This news article originally appeared on the website of the College of Food, Agricultural and Environmental Sciences and was written by Kurt Knebusch.
Aeration often can do a pond good, says an expert at The Ohio State University. It can keep the pond from stratifying, which can make the water and the fish in it healthier.
Stratification, a natural process, is when a pond forms a warm layer of water at the surface and a cold layer down at the bottom.
Eugene Braig, aquatic ecosystems program director in Ohio State’s College of Food, Agricultural, and Environmental Sciences, will speak on the topic at the annual Farm Science Review trade show in London, Ohio. The event, which is sponsored by the college, is Sept. 22-24.
Braig will present “The Ever-Flipped Pond: Better Water Quality Through Aeration” from 10:30-11:30 a.m. Sept. 22 as part of a series of talks in the Review’s Gwynne Conservation Area.
“I’ll cover some basic limnology: how stratification physically works and how that ordinarily relates to both dissolved oxygen and nutrient cycles, especially phosphorus,” he said.
“I’ll then discuss the use of aeration to actually prevent naturally occurring seasonal thermal stratification and thus potentially improve water quality and slow the pond’s aging process.”
What it means to ‘flip’ a pond
“Flipping” a pond simply means keeping it in a state of turnover, he said. The surface and bottom waters are kept constantly mixed. You do it by using an aerator — a diffuser or bottom bubbler, for example — which should be started in spring and run through the summer.
Braig’s talk will cover such details as:
- How preventing stratification can boost a pond’s dissolved oxygen levels, a plus for fish.
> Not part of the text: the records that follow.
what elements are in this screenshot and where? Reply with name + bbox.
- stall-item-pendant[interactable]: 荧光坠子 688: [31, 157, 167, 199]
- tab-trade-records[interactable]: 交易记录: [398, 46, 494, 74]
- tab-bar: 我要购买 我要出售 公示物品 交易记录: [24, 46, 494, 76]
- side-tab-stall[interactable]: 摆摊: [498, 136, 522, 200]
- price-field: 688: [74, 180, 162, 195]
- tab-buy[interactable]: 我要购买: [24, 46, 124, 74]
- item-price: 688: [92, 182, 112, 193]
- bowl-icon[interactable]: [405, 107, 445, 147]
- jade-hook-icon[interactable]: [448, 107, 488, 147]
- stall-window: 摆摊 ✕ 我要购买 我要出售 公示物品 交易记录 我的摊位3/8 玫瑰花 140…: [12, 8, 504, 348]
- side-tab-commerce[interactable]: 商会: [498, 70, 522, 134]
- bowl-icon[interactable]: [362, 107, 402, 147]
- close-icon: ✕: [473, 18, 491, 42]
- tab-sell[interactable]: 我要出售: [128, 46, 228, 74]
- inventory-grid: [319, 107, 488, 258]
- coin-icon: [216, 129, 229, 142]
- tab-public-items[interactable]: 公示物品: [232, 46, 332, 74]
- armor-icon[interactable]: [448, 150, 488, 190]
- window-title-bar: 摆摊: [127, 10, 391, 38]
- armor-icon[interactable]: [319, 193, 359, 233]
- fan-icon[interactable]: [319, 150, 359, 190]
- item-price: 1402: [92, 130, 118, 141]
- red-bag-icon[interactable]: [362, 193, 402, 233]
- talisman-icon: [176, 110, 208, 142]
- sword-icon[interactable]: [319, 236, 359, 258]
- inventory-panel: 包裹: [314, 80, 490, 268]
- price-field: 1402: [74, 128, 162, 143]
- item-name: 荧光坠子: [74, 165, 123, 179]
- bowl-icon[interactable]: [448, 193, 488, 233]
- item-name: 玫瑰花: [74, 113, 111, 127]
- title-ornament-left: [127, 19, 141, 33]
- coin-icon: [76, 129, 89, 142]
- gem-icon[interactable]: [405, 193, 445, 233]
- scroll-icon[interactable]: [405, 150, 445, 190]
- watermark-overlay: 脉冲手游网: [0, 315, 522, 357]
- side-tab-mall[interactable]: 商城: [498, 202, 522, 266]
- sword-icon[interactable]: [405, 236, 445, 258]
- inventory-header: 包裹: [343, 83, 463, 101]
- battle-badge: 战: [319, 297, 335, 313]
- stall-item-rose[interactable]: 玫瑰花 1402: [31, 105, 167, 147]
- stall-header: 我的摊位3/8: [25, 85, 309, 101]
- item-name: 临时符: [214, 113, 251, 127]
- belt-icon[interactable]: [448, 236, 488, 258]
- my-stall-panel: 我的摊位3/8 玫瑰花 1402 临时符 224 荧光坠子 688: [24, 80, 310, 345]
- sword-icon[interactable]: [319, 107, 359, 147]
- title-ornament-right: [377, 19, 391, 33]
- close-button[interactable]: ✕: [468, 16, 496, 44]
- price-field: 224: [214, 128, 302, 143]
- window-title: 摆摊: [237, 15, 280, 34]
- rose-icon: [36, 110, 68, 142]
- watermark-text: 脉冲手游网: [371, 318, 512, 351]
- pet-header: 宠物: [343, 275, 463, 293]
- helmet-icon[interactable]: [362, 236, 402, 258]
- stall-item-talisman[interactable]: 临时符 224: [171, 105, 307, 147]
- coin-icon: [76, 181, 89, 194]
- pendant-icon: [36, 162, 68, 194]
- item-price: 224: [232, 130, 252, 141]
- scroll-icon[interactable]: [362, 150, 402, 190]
- How preventing stratification can limit dissolved phosphorus levels in the water and in doing so reduce the growth of algae.
- How preventing stratification can slow down the process of eutrophication — enrichment of the water with nutrients — and serve to keep a pond “young.”
“Hopefully, pond owners will receive enough background information to determine if their own pond stratifies with negative consequences and whether destratification will help with their own management objectives or not,” he said.
Gwynne has other talks, too
The 67-acre Gwynne Conservation Area is part of the site of the Review, the college’s 2,100-acre Molly Caren Agricultural Center. Find a complete list of talks in the area at go.osu.edu/FSRgwynne2015.
Pond-wise, Braig will also present “Is My Pond Toxic?” as part of the area’s talks. Other experts will speak on managing aquatic vegetation, choosing and stocking fish, and the basics and management of pond aeration.
Details about the Review overall, including activities, ticket prices and hours, are at fsr.osu.edu. Some 130,000 people are expected to attend.
Photo caption: Pond aeration stops stratification, the forming of warm and cold water layers. The result, says an Ohio State expert, can be more blue and less green. (Photo: iStock.)